Logarithmic Transformation
# Transformation (e.g., logarithmic)
ts_log = np.log(ts)
# Plot original and transformed series
plt.figure(figsize=(14, 7))
plt.plot(ts, label='Original')
plt.plot(ts_log, label='Log Transformed', linestyle='--')
plt.legend()
plt.show()
Output:
Test for Stationarity
# Test for stationarity after variance stabilization (log transformation)
result_log = adfuller(ts_log.dropna())
print(f'ADF Statistic (Log Transformed): {result_log[0]}')
print(f'p-value (Log Transformed): {result_log[1]}')
print(f'Critical Values (Log Transformed): {result_log[4]}')
Output:
ADF Statistic (Log Transformed): -14.60629558553864 p-value (Log Transformed): 4.08969119294649e-27 Critical Values (Log Transformed): {'1%': -3.467004502498507, '5%': -2.8776444997243558, '10%': -2.575355189707274}
The p-value is very small, indicating strong evidence against the null hypothesis. In this case, the null hypothesis is that the series has a unit root (i.e., it is non-stationary). The small p-value suggests that we can reject the null hypothesis and conclude that the log-transformed series is stationary.
The computed ADF statistic, which measures the strength of evidence against the null hypothesis of non-stationarity. In this case, the statistic is significantly negative, indicating strong evidence in favor of stationarity.
Differencing to Remove Auto Correlation
# Differencing to reduce autocorrelation
ts_diff = ts.diff().dropna()
# Plot original and differenced series
plt.figure(figsize=(14, 7))
plt.plot(ts, label='Original')
plt.plot(ts_diff, label='Differenced', linestyle='--')
plt.legend()
plt.show()
Output:
Test for Stationarity
# Test for stationarity after differencing
result_diff = adfuller(ts_diff.dropna())
print(f'ADF Statistic (Differenced): {result_diff[0]}')
print(f'p-value (Differenced): {result_diff[1]}')
print(f'Critical Values (Differenced): {result_diff[4]}')
Output:
ADF Statistic (Differenced): -8.439660110734907 p-value (Differenced): 1.7773358987173984e-13 Critical Values (Differenced): {'1%': -3.4492815848836296, '5%': -2.8698813715275406, '10%': -2.5712138845950587}
The p-value is very small, indicating strong evidence against the null hypothesis.

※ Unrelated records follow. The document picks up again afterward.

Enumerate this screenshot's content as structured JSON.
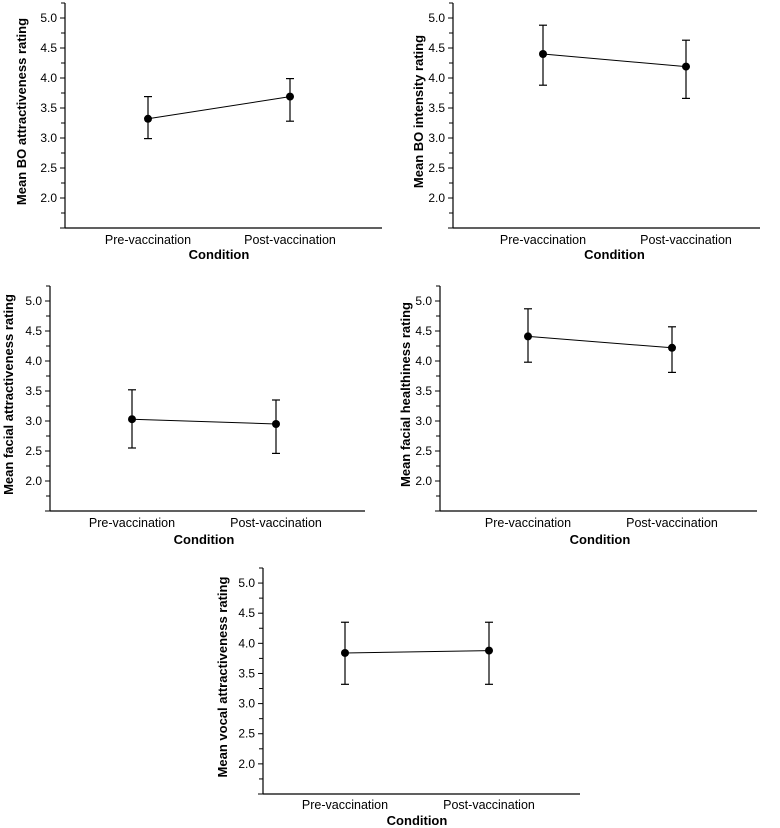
{
  "chart_data": [
    {
      "type": "line",
      "title": "",
      "categories": [
        "Pre-vaccination",
        "Post-vaccination"
      ],
      "values": [
        3.32,
        3.69
      ],
      "error_low": [
        2.99,
        3.28
      ],
      "error_high": [
        3.69,
        3.99
      ],
      "xlabel": "Condition",
      "ylabel": "Mean BO attractiveness  rating",
      "yticks": [
        "5.0",
        "4.5",
        "4.0",
        "3.5",
        "3.0",
        "2.5",
        "2.0"
      ],
      "ylim": [
        1.5,
        5.25
      ]
    },
    {
      "type": "line",
      "title": "",
      "categories": [
        "Pre-vaccination",
        "Post-vaccination"
      ],
      "values": [
        4.4,
        4.19
      ],
      "error_low": [
        3.88,
        3.66
      ],
      "error_high": [
        4.88,
        4.63
      ],
      "xlabel": "Condition",
      "ylabel": "Mean BO intensity rating",
      "yticks": [
        "5.0",
        "4.5",
        "4.0",
        "3.5",
        "3.0",
        "2.5",
        "2.0"
      ],
      "ylim": [
        1.5,
        5.25
      ]
    },
    {
      "type": "line",
      "title": "",
      "categories": [
        "Pre-vaccination",
        "Post-vaccination"
      ],
      "values": [
        3.03,
        2.95
      ],
      "error_low": [
        2.55,
        2.46
      ],
      "error_high": [
        3.52,
        3.35
      ],
      "xlabel": "Condition",
      "ylabel": "Mean facial attractiveness rating",
      "yticks": [
        "5.0",
        "4.5",
        "4.0",
        "3.5",
        "3.0",
        "2.5",
        "2.0"
      ],
      "ylim": [
        1.5,
        5.25
      ]
    },
    {
      "type": "line",
      "title": "",
      "categories": [
        "Pre-vaccination",
        "Post-vaccination"
      ],
      "values": [
        4.41,
        4.22
      ],
      "error_low": [
        3.98,
        3.81
      ],
      "error_high": [
        4.87,
        4.57
      ],
      "xlabel": "Condition",
      "ylabel": "Mean facial healthiness rating",
      "yticks": [
        "5.0",
        "4.5",
        "4.0",
        "3.5",
        "3.0",
        "2.5",
        "2.0"
      ],
      "ylim": [
        1.5,
        5.25
      ]
    },
    {
      "type": "line",
      "title": "",
      "categories": [
        "Pre-vaccination",
        "Post-vaccination"
      ],
      "values": [
        3.84,
        3.88
      ],
      "error_low": [
        3.32,
        3.32
      ],
      "error_high": [
        4.35,
        4.35
      ],
      "xlabel": "Condition",
      "ylabel": "Mean vocal attractiveness rating",
      "yticks": [
        "5.0",
        "4.5",
        "4.0",
        "3.5",
        "3.0",
        "2.5",
        "2.0"
      ],
      "ylim": [
        1.5,
        5.25
      ]
    }
  ]
}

In this case, the null hypothesis is that the differenced series has a unit root (i.e., it is non-stationary). The small p-value suggests that we can reject the null hypothesis and conclude that the differenced series is stationary.
The computed ADF statistic, indicating the strength of evidence against the null hypothesis of non-stationarity. In this case, the statistic is significantly negative, suggesting strong evidence in favor of stationarity.
How to Remove Non-Stationarity in Time Series Forecasting
Removing non-stationarity in time series data is crucial for accurate forecasting because many time series forecasting models assume stationarity, where the statistical properties of the time series do not change over time. Non-stationarity can manifest as trends, seasonality, or other forms of irregular patterns in the data.
The article comprehensively covers techniques and tests for removing non-stationarity in time series data, crucial for accurate forecasting, including detrending, seasonal adjustment, logarithmic transformation, differencing, and ADF/KPSS tests for stationarity validation.